For a moment he merely stared at her. Then he shrugged and refilled her glass. He nodded toward a waiter and asked for another bottle. He found himself looking briefly at her breasts. Don’t be an ass, he told himself. She’d make love with a gorilla before she’d allow you to touch her. And of course he didn’t want to touch her, except maybe to strangle her.
“As I said, no one’s fault.”
“Do you want children?”
Jonathan said thoughtfully, “I suppose every man wants a son to carry on after him.” He watched her stiffen, and knew he’d uttered that stupidity on purpose. All he’d ever wanted was a healthy child.
Then she just nodded. “My father did. As it turned out, he had to make do.”
“Is that why you’re turning your attention to the aid and succor of professional women? To right the wrongs of centuries?”
“I like to think of it as a redressing of the balance of power. Women have gotten the short end of the stick for far too long, I think.”
“Women have always exercised unbelievable power, Mrs. Carleton. For example, had you and your husband’s roles and ages been reversed, it would have been impossible for him to marry you, a very rich older woman. Only a young, beautiful woman can gain what she wants so quickly and with so little effort.”
She was beginning to feel the least bit light-headed, and frowned at the newly filled glass of wine in front of her.
“You’re exhibiting disgusting prejudices again, Mr. Harley. And here I was beginning
to believe what you’d said.”
“Actually I was thinking of the gates of heaven and all that,” he said, clicking his wineglass to hers.
“I don’t understand,” she said, cocking her head to one side.
“Sex, ma’am.”
She still didn’t understand, but she didn’t want to push for an explanation. “It’s difficult to converse with you. Most topics are off limits.”
And so she said, “Tell me about your college days at Yale.”
He did. “My coup in my senior year was winning the Yale chess championship. The final play-off was held between two of the colleges, the chessboard drawn on the common, the chess pieces, classmates. My opponent and I were seated in a tower above the common with a bullhorn. Each chess piece was most dramatic when he or she got knocked off. You know, clutching one’s breast, flailing one’s arms and weaving about, and finally falling dead, arms and legs spread.”

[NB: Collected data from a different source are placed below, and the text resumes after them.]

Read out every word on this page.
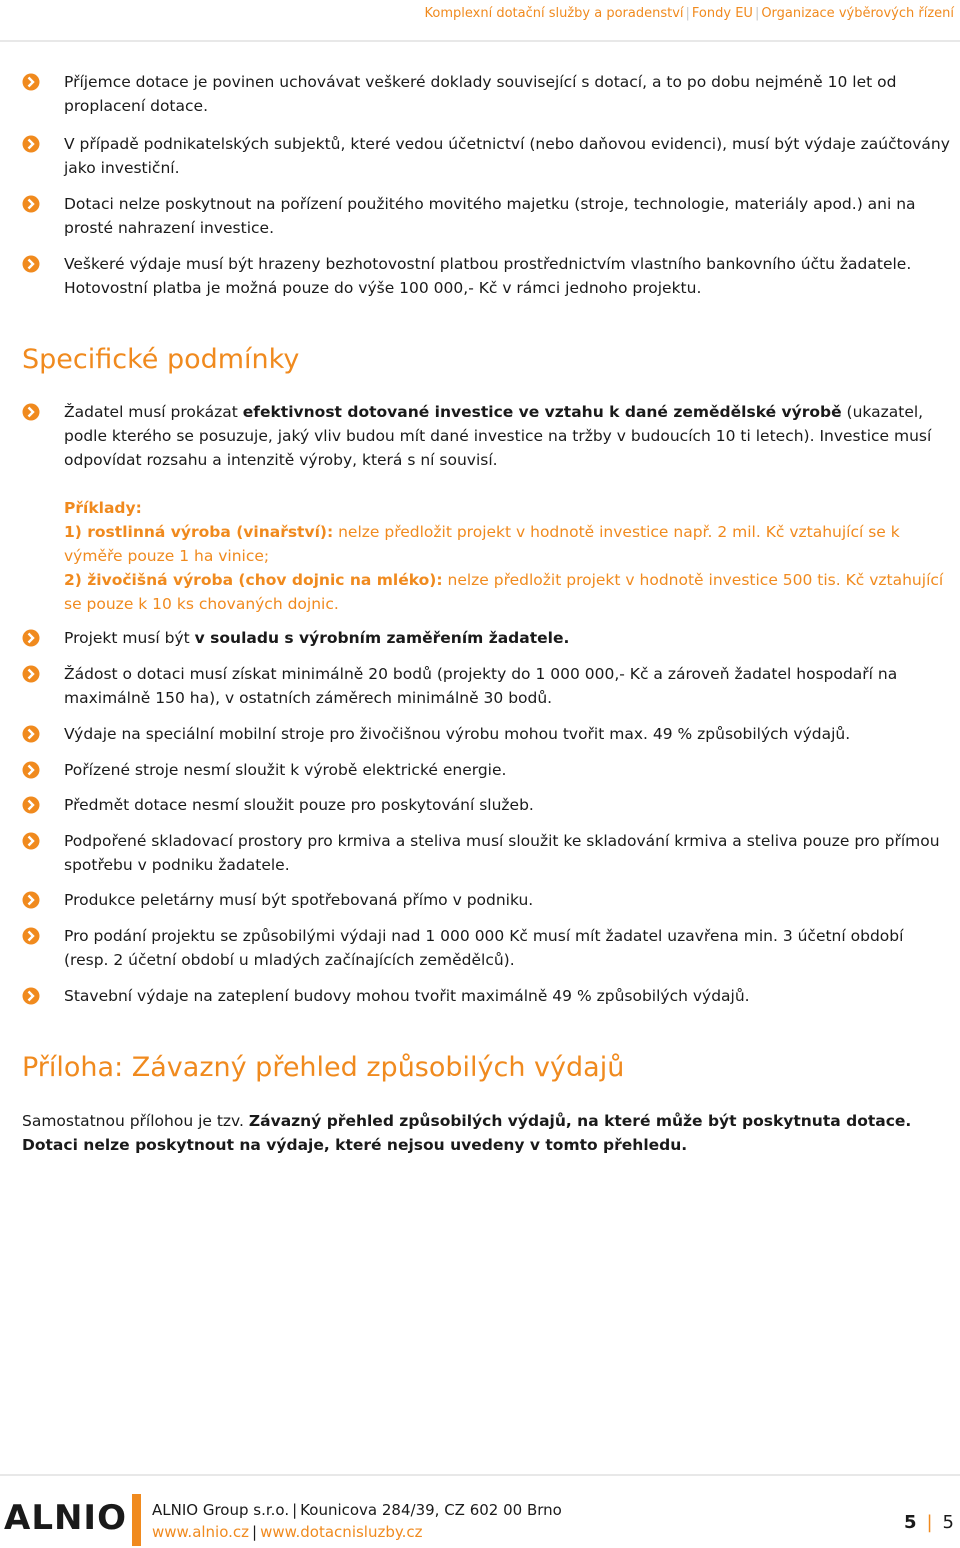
Komplexní dotační služby a poradenství | Fondy EU | Organizace výběrových řízení
Příjemce dotace je povinen uchovávat veškeré doklady související s dotací, a to po dobu nejméně 10 let od proplacení dotace.
V případě podnikatelských subjektů, které vedou účetnictví (nebo daňovou evidenci), musí být výdaje zaúčtovány jako investiční.
Dotaci nelze poskytnout na pořízení použitého movitého majetku (stroje, technologie, materiály apod.) ani na prosté nahrazení investice.
Veškeré výdaje musí být hrazeny bezhotovostní platbou prostřednictvím vlastního bankovního účtu žadatele. Hotovostní platba je možná pouze do výše 100 000,- Kč v rámci jednoho projektu.
Specifické podmínky
Žadatel musí prokázat efektivnost dotované investice ve vztahu k dané zemědělské výrobě (ukazatel, podle kterého se posuzuje, jaký vliv budou mít dané investice na tržby v budoucích 10 ti letech). Investice musí odpovídat rozsahu a intenzitě výroby, která s ní souvisí.
Příklady:
1) rostlinná výroba (vinařství): nelze předložit projekt v hodnotě investice např. 2 mil. Kč vztahující se k výměře pouze 1 ha vinice;
2) živočišná výroba (chov dojnic na mléko): nelze předložit projekt v hodnotě investice 500 tis. Kč vztahující se pouze k 10 ks chovaných dojnic.
Projekt musí být v souladu s výrobním zaměřením žadatele.
Žádost o dotaci musí získat minimálně 20 bodů (projekty do 1 000 000,- Kč a zároveň žadatel hospodaří na maximálně 150 ha), v ostatních záměrech minimálně 30 bodů.
Výdaje na speciální mobilní stroje pro živočišnou výrobu mohou tvořit max. 49 % způsobilých výdajů.
Pořízené stroje nesmí sloužit k výrobě elektrické energie.
Předmět dotace nesmí sloužit pouze pro poskytování služeb.
Podpořené skladovací prostory pro krmiva a steliva musí sloužit ke skladování krmiva a steliva pouze pro přímou spotřebu v podniku žadatele.
Produkce peletárny musí být spotřebovaná přímo v podniku.
Pro podání projektu se způsobilými výdaji nad 1 000 000 Kč musí mít žadatel uzavřena min. 3 účetní období (resp. 2 účetní období u mladých začínajících zemědělců).
Stavební výdaje na zateplení budovy mohou tvořit maximálně 49 % způsobilých výdajů.
Příloha: Závazný přehled způsobilých výdajů
Samostatnou přílohou je tzv. Závazný přehled způsobilých výdajů, na které může být poskytnuta dotace. Dotaci nelze poskytnout na výdaje, které nejsou uvedeny v tomto přehledu.
ALNIO ALNIO Group s.r.o. | Kounicova 284/39, CZ 602 00 Brno
www.alnio.cz | www.dotacnisluzby.cz	5 | 5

She laughed. “And they were in costume?”
“Outrageous costumes. Medieval. My first year at Yale was the fifteen-year anniversary that women had been there. Since I didn’t know any different, I thought it was great. My costumed chess queen had a victory march when the opposing king resigned. I might also add that she ignored her king.”
“It sounds like fun.”
“Yeah, it was.”
At ten o’clock, after polishing off a second bottle of wine, Elizabeth was feeling no pain. She was giggling at his story about how one of his roommates finally lost his virginity through the intense planning of his friends. “Complete to a bottle of wine hanging out the suite window. Bless Susie. She didn’t need any wine at all, but poor Brick did. His real name was Nathan, but his nickname was Brick. We named that memorable occasion ‘The Night Brick Got Laid.”’
It should have raised her hackles, but it didn’t.
“What happened to Susie?”
“She’s a big-time lawyer in San Francisco, the last I heard. As for Brick, he’s the mayor of a small town in Georgia. Funny how things turn out, isn’t it?”
She told him about her first recital at age seven. “I’ll never forget my father standing at attention at the back of the hall. He was more nervous than I was. I went through my Mozart like a good little trooper, only to have my masterpiece, a Chopin etude, go right out of my head. I thought my father would expire on the spot. He didn’t forgive me for six months. To this day, whenever I try that particular etude, I blank out.”